Dad (Martin Donovan) is forced to stay in the country for work reasons but the rest of the family is coming to the creepy new house. The rest of the family include a toe-headed little brother and a pair of female cousins whose living arrangements are somewhere in the exposition, likely during the onset of my movie-long malaise.

Of course it's not long before the ghosts begin tossing plates and the shrieking musical score begins trying to convince us that all of this is pretty scary. I remain unconvinced. Along the way we greet a few more unhappy clichés including conventional horror movie misdirection where people hear noises that they think are scary but are really cats or birds or relatives.

There is even a brief digression into the child in danger plot as the youngest children are briefly menaced by apparitions. This is thankfully brief but hey if you are going to fly by on cliché you may as well throw them all in there. Clichés at the very least are familiar and even distracting yet somehow even they come off as boring in this film. It's difficult to describe this level of boredom. Imagine Ben Stein in Ferris Bueller mode reading the instruction manual for a ford fiesta. Now take that down a notch and you can imagine something close to what I felt during The Haunting in Connecticut.

This is surprising considering the 'true story' the film is allegedly based on. Al and Carmen Snedeker are a real family who moved into what was a former funeral home in Connecticut back in the mid-80's. After moving in they did indeed report a number of creepy goings on. Their story inspired Ed and Lorraine Warren, the spiritualist con artists who crafted the Amityville Horror legend years earlier, to come and craft an elaborate haunting for the Snedekers.

Not surprisingly, the whole thing became a bestselling book and now this movie. Except that the movie seems to have left out some of the more juicy and entertaining details.
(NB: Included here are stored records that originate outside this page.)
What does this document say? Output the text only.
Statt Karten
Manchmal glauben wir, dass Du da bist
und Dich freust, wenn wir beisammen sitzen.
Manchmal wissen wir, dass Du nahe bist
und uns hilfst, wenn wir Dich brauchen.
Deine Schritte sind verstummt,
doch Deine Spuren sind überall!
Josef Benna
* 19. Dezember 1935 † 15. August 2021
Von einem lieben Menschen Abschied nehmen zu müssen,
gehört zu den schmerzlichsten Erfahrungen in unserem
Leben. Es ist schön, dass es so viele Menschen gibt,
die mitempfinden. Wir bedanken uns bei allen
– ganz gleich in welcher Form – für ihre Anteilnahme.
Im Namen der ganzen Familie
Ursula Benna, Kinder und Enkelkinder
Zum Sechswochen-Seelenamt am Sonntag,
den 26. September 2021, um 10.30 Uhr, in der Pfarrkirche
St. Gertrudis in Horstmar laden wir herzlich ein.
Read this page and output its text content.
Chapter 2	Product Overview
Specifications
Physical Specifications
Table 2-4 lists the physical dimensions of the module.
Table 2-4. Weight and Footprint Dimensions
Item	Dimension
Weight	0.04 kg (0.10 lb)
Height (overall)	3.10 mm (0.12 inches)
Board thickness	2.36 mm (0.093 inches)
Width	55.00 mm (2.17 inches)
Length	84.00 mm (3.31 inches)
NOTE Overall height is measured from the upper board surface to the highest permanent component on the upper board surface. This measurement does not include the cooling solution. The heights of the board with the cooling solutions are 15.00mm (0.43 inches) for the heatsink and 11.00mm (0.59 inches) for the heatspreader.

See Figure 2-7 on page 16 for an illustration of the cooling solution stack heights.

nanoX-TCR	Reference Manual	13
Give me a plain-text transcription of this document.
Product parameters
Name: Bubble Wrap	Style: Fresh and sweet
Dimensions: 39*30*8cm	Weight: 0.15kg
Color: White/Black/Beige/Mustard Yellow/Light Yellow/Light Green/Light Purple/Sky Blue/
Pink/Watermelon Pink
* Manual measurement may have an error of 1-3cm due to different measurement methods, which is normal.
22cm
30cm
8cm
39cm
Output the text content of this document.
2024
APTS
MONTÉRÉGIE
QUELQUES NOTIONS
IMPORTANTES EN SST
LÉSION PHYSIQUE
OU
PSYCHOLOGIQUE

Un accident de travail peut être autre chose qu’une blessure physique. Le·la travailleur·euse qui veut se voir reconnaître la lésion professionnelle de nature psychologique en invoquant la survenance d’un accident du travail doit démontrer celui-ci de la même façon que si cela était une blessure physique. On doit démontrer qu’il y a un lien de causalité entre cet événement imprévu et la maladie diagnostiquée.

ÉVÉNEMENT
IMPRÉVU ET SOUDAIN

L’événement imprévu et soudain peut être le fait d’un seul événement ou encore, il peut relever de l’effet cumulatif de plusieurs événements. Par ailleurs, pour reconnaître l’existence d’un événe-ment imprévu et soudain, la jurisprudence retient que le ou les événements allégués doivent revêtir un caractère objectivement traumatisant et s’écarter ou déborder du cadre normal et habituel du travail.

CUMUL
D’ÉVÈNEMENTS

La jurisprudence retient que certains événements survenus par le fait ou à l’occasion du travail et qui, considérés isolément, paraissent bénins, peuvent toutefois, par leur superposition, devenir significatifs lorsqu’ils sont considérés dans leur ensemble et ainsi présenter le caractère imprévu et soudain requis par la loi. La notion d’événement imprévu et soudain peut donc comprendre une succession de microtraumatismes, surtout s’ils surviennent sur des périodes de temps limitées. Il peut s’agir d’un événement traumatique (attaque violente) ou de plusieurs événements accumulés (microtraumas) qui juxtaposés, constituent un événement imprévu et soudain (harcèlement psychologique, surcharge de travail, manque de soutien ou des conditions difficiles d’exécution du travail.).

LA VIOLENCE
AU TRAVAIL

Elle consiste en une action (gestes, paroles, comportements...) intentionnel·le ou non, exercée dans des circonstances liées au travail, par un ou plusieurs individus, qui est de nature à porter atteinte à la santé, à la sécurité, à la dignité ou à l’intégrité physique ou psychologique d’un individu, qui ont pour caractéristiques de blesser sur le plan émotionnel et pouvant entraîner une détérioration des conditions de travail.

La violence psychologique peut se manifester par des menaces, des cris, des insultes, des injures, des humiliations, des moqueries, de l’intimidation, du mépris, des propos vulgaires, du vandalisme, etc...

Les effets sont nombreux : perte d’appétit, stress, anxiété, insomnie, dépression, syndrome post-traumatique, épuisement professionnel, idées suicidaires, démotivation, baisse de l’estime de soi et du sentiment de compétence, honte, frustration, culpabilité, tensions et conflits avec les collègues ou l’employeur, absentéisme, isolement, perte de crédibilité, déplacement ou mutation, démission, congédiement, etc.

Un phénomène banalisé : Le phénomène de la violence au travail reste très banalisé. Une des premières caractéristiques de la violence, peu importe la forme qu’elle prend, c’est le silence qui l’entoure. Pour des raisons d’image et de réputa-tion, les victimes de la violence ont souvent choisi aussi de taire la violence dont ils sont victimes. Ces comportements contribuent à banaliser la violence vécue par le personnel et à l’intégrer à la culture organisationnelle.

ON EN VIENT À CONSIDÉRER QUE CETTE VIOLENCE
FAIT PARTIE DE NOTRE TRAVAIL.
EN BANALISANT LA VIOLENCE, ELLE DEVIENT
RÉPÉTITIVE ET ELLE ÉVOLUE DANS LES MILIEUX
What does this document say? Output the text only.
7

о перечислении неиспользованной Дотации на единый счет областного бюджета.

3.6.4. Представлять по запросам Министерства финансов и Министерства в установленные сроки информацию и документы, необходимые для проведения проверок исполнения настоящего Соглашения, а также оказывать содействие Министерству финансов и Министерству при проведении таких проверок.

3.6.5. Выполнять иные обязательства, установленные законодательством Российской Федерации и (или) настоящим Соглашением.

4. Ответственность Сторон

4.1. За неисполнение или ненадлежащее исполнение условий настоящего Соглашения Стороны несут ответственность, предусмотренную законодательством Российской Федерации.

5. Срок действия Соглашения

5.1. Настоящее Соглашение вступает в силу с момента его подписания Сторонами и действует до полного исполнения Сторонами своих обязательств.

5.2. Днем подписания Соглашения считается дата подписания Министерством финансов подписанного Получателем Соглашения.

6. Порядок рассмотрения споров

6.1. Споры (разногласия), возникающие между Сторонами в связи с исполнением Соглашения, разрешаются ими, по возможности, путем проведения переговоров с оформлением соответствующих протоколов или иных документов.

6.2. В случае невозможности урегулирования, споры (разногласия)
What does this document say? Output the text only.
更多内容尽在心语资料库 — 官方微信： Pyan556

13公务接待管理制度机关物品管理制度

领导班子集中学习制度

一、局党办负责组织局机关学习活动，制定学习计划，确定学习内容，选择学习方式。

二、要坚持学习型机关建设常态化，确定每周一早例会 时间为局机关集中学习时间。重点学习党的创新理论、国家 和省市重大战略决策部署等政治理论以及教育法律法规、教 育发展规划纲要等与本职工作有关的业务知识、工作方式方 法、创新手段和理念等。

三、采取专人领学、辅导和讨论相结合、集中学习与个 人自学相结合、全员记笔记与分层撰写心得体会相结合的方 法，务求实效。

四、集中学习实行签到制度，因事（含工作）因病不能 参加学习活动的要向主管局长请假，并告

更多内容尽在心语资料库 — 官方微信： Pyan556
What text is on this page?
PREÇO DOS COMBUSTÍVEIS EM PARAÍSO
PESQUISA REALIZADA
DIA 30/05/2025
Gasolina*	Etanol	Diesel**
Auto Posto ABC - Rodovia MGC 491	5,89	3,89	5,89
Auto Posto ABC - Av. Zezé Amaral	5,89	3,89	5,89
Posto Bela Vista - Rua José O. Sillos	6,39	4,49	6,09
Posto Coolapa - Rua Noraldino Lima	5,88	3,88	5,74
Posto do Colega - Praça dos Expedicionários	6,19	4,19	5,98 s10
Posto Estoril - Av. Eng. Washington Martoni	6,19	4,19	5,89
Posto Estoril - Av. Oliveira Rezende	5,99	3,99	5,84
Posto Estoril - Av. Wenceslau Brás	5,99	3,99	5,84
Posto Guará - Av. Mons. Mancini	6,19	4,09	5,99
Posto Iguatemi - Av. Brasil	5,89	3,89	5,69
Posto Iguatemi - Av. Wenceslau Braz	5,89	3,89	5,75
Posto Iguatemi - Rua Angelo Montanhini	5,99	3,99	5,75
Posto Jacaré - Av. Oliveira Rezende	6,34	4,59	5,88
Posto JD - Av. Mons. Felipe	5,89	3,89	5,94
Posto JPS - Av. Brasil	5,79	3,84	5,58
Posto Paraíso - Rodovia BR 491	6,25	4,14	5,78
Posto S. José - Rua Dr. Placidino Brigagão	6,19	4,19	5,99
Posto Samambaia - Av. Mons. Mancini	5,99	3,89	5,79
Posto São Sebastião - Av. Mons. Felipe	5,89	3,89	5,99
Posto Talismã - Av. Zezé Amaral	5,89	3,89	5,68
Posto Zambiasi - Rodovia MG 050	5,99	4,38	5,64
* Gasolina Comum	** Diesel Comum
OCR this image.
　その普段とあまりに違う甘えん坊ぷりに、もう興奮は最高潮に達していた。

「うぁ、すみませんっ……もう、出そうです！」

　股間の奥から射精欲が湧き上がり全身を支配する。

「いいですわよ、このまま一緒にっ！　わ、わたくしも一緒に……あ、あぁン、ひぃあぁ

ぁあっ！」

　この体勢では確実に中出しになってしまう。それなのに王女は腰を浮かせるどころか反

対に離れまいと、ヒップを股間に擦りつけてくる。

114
Not the ghosts, the bodies allegedly stuffed in the walls, or the alleged séances that may or may not have taken place as a regular bit of funeral home business. That's all in there somewhere, I think, I may have blacked out briefly. 

No. It's the part where Al and Carmen cop to having been raped by apparitions repeatedly over the TWO YEARS they lived in this house. Disturbing on so many levels? Yes, but definitely not boring. This detail was dropped from the movie either in a nod to good taste (Booo) or because writing this detail into the movie would take more effort than the writers were willing to put into it. 

Or, even more likely, it was a commerce over creepiness decision. The film is more bankable as a PG 13 feature not featuring ghostly forced sex. I'm not sure what this says about me but I cannot honestly tell you whether I preferred the boredom or the creeptastic, ungodly alternative left out of the final film. I guess we'll never know. The Haunting in Connecticut is what it is, an utterly mind numbing bore.